Sexual orientation uncertainty was one sexual identity specific process reported here as having negatively impacted self-esteem that has not routinely been included in minority stress models. Participants discussed being critical of themselves for not being sure about their sexual attractions or identity. Uncertainty also appeared to prevent some young people from forming more positive self-beliefs around their sexual orientation. Lower self-esteem might therefore help partly explain findings from previous studies that adolescents who report higher levels of identity uncertainty experience higher rates of psychological distress or negative mental health outcomes (Dyar et al., 2015).
Limitations
The interpretations and conclusions that can be drawn from findings are limited due to the subjective and constructivist nature of both semi-structured interviews and thematic analysis. Further, generalisability of findings should be cautious due to some limitations of the sample. Although participants identified with a range of different sexual orientations and ethnicities, the highest percentage were still white and almost all lived in a large urban environment. Participants were also not directly asked about the reciprocal impact of self-esteem on their stigma-related experiences or responses. Relative levels of self-esteem might influence perception of and responses to minority stress experiences. People may be unaware of how they might behave or think differently if their level of self-esteem were different.

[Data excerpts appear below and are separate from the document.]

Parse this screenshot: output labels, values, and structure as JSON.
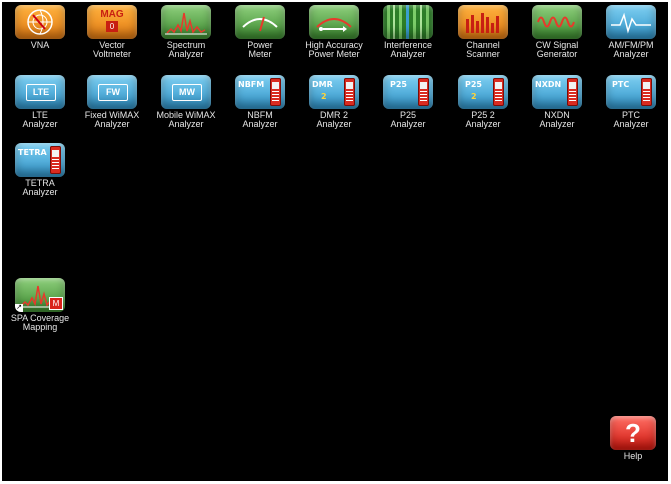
{
  "apps": {
    "vna": "VNA",
    "vector_voltmeter": "Vector\nVoltmeter",
    "spectrum_analyzer": "Spectrum\nAnalyzer",
    "power_meter": "Power\nMeter",
    "high_accuracy_power_meter": "High Accuracy\nPower Meter",
    "interference_analyzer": "Interference\nAnalyzer",
    "channel_scanner": "Channel\nScanner",
    "cw_signal_generator": "CW Signal\nGenerator",
    "am_fm_pm_analyzer": "AM/FM/PM\nAnalyzer",
    "lte_analyzer": "LTE\nAnalyzer",
    "fixed_wimax_analyzer": "Fixed WiMAX\nAnalyzer",
    "mobile_wimax_analyzer": "Mobile WiMAX\nAnalyzer",
    "nbfm_analyzer": "NBFM\nAnalyzer",
    "dmr2_analyzer": "DMR 2\nAnalyzer",
    "p25_analyzer": "P25\nAnalyzer",
    "p25_2_analyzer": "P25 2\nAnalyzer",
    "nxdn_analyzer": "NXDN\nAnalyzer",
    "ptc_analyzer": "PTC\nAnalyzer",
    "tetra_analyzer": "TETRA\nAnalyzer",
    "spa_coverage_mapping": "SPA Coverage\nMapping",
    "help": "Help"
  },
  "icon_text": {
    "mag": "MAG",
    "mag_num": "0",
    "lte": "LTE",
    "fw": "FW",
    "mw": "MW",
    "nbfm": "NBFM",
    "dmr": "DMR",
    "dmr_num": "2",
    "p25": "P25",
    "p25_2": "P25",
    "p25_2_num": "2",
    "nxdn": "NXDN",
    "ptc": "PTC",
    "tetra": "TETRA",
    "m": "M",
    "help_q": "?"
  },
  "colors": {
    "background": "#000000",
    "orange_tile": "#e47b12",
    "green_tile": "#3b8a2e",
    "blue_tile": "#2f93c8",
    "help_tile": "#d0160d"
  }
}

Theoretical and clinical implications
Findings here have potential implications for minority stress models and theoretical perspectives on the function of self-esteem. Transdiagnostic processes identified here including self-critical perfectionism, self-critical rumination, and social withdrawal, might be added to Hatzenbuehler’s (2009) psychological mediation framework which suggests that sexual minority stigma can impact on wellbeing via general psychological mechanisms, such as lower self-esteem, as well as sexual minority-specific processes. The interaction between self-esteem and sexual minority specific processes such as internalised stigma and sexual orientation concealment is also supported by current findings and sexual orientation uncertainty is an additional process identified here that might be added to models. The significant impact reported by the young adults here of social relationships and perceived value or acceptance on their self-esteem, supports proposals from social evolutionary theories that self-esteem serves as an internal subjective monitor of our value in relation to others. Our findings suggest that psychological interventions aimed at ameliorating low self-esteem in sexual minority young adults should focus on both sexual minority specific and general processes.
Funding Statement
This study is funded by the National Institute for Health Research (NIHR) Maudsley Biomedical Research Centre at South London and Maudsley NHS Foundation Trust and King's College London. The views expressed are those of the authors and not necessarily those of the NIHR or the Department of Health and Social Care.
Disclosure statement
The authors have no conflict of interest to disclose.